霧がかったいばらの森で美しいお姫様は眠っている。
いばらの蔦で覆われた森の中で、泉のほとりに眠る姫のまわりだけは蔦が這っていない。
ぽっかりと不自然に、お姫様とその隣のひとりぶんだけ何もなくて。
そこに生えている草はまるで誰かがそこにいたかのように寝てしまっている。
眠る姫は誰もいないその空間を向いて、手を差し出すように置いて横たわっていた。
気のせいだろうか、その頬は涙に濡れているように私には思えたのだ。




そんな、見なくなったはずの夢をみた。あの夢をみたのはいったいどれだけ前だろう。
私のものではない、けれど私がみる夢。
忘れそうになっていた私が、どう後悔したところでなにも変わらない。
きっと、彼女はまだいばらの森にいる。
そうして、いばらの中で見ている夢で自分を覆い隠しているのではないか。
平凡で幸せなものに憧れて、辛さを隠したまま明るく軽いままの夢を生きている。
透けるような印象はきっとそのせい。起きたままみてる夢だから、大切なものと距離をとる。
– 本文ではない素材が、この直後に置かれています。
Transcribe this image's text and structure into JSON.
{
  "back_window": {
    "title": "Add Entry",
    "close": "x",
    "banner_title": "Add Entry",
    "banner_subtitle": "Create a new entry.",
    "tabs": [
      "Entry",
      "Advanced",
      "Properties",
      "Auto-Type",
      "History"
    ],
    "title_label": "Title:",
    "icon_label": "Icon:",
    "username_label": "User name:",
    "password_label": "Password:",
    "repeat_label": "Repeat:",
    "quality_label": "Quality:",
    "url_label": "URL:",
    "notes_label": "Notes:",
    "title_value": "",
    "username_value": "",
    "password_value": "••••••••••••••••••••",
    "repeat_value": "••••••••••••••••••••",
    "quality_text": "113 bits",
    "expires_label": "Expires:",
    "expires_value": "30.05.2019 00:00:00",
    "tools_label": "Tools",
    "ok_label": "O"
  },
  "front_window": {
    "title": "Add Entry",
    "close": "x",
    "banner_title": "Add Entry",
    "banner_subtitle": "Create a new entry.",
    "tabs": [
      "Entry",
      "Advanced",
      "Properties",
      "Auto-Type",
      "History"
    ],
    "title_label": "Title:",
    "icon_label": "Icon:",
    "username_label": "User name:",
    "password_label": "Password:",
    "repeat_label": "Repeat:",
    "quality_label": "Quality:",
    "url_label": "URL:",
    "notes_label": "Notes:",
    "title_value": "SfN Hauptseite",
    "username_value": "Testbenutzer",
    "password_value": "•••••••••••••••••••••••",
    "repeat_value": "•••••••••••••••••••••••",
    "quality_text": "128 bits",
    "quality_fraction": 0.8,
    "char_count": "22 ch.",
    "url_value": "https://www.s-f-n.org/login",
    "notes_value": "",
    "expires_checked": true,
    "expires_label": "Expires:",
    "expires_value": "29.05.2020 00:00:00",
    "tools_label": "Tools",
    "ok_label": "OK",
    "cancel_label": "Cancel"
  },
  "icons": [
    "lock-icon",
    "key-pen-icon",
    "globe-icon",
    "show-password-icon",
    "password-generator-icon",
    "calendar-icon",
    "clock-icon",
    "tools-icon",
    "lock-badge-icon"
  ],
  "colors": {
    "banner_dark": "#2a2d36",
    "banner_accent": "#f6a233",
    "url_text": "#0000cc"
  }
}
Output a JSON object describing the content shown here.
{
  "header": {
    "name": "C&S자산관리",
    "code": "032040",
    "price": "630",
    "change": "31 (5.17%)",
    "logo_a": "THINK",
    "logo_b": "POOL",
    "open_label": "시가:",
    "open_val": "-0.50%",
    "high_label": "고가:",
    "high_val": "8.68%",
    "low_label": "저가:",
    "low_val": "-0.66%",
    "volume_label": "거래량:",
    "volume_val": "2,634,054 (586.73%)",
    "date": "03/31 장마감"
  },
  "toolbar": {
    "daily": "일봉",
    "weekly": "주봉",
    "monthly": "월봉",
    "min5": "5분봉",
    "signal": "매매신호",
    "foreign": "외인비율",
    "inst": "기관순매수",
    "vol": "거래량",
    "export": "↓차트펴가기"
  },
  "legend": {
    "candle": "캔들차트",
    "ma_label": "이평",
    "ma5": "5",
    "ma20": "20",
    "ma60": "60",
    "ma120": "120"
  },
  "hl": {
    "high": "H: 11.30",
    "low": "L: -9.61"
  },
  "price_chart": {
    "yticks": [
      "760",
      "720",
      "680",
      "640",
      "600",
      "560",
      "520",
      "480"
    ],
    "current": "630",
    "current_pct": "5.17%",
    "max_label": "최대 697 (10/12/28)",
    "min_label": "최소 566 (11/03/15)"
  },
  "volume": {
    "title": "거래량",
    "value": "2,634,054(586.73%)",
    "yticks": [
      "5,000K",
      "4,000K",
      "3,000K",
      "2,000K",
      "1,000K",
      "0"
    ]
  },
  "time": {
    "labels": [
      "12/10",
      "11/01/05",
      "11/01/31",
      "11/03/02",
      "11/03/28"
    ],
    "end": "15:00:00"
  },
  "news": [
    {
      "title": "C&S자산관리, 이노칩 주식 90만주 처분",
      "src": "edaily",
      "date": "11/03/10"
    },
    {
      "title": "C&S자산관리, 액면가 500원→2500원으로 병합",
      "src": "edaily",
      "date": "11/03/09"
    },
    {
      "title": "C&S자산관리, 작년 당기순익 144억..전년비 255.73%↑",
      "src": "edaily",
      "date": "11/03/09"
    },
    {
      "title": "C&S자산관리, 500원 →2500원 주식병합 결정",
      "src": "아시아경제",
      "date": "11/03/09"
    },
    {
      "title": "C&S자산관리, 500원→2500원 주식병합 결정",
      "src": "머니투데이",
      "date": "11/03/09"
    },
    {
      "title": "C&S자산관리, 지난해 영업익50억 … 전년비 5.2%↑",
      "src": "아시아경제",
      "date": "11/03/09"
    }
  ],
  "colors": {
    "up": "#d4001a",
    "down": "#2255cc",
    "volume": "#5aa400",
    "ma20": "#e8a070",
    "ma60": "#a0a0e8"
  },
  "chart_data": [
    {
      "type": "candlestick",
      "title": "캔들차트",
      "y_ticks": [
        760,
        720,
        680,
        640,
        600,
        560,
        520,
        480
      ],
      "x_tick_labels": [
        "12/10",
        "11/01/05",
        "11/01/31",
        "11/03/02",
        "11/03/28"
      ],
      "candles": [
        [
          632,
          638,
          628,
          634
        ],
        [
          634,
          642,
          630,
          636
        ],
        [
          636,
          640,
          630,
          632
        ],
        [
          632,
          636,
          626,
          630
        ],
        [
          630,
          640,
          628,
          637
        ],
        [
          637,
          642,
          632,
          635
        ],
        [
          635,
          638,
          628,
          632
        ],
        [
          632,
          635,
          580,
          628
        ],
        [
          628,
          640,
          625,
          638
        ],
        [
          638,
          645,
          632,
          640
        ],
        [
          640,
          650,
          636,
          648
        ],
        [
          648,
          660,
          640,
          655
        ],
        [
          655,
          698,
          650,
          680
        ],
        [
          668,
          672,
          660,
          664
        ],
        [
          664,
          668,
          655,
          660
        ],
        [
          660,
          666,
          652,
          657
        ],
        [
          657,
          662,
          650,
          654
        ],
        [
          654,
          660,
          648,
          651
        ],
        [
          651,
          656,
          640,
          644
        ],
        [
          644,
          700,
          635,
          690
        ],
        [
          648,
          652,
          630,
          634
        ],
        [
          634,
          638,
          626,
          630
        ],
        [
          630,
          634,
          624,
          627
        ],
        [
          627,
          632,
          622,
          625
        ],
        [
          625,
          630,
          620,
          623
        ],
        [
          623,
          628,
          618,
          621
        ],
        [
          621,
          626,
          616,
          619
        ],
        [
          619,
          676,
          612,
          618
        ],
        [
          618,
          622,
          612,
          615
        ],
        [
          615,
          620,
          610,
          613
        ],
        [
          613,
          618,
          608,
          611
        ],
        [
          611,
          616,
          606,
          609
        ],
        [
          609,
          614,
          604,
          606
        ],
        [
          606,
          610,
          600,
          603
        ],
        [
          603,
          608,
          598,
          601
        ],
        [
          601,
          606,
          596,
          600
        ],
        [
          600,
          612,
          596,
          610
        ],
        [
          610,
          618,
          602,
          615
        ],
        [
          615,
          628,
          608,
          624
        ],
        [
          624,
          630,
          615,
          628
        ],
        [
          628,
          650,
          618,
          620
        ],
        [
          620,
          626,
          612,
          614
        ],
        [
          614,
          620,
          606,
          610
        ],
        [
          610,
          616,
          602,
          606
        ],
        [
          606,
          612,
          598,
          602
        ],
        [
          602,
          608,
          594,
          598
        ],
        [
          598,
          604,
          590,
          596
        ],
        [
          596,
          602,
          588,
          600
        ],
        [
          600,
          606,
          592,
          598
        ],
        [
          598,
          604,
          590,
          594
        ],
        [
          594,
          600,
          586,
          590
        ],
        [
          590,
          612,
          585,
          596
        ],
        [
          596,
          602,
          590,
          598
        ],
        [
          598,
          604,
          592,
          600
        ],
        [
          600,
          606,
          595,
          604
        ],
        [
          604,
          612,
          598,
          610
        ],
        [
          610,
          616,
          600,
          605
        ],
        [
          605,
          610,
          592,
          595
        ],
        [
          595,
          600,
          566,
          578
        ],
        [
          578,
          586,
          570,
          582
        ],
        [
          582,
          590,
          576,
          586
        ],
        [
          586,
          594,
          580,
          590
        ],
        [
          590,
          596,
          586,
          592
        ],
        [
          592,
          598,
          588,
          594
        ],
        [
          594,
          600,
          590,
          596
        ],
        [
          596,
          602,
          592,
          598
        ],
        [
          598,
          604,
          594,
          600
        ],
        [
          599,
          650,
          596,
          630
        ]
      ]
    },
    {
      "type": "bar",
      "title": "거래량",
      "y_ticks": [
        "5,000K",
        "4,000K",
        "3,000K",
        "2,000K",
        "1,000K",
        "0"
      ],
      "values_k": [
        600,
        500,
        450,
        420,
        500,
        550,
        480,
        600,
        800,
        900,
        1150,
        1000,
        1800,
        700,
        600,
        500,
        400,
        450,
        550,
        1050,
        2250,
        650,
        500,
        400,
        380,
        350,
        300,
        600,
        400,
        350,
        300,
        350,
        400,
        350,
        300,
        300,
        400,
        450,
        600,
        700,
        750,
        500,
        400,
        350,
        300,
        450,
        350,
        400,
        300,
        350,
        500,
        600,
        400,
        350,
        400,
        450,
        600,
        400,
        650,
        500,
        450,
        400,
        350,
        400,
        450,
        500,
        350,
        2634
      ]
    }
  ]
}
――――――夢からさめてしまうから。夢からさめないでいられるように。

頬から顎を伝い落ちる水滴が、腕に零れた。
自分は独りきりで生きてられる程度には強いと思っている。
どんなときも冷静でいられる自信があるし、何事も努力すればそれなりにできる。
だから涙を流すようなことはほとんどなくて、私自身もそんな自分の強さが好きではない。
けれど、今確かに瞳からは涙が溢れてとまらなかった。それは、脆さを隠すように強くあろうとする彼女が悲しくて。
本当は脆くて弱くて繊細で、そしてきっと寂しがり屋。本当、私とは全然違う。
傲慢なのも承知の上で、彼女の力になってあげたいと思っていた。
だから、おせっかいって言われるのだわ。
けれど、この想いはあの子への親愛ゆえに起こりつづける。
私はきっと後悔しないようにおせっかいでいつづけるのね。

「聖・・・・・・・・」

呟いてみてこの想いが強まるのを感じた。会わなくちゃ。



会いたい。



私達は卒業してしまったけれど、会おうとして会えないことなんてないのだから。

それでも、私は一つ解らなかった。
この想いは何なのだろう。護っていてあげたい。助けてあげたい。大切なものの傍にいられるようにしてあげたい。
けれど、大切なものと距離をとるその姿に安堵もしていた。そうしている限り、傷つくことはないからなのかしら。
定義できないこの感情。それがはっきりしないから、私はこれも私の「おせっかい」なのだと思うことにした。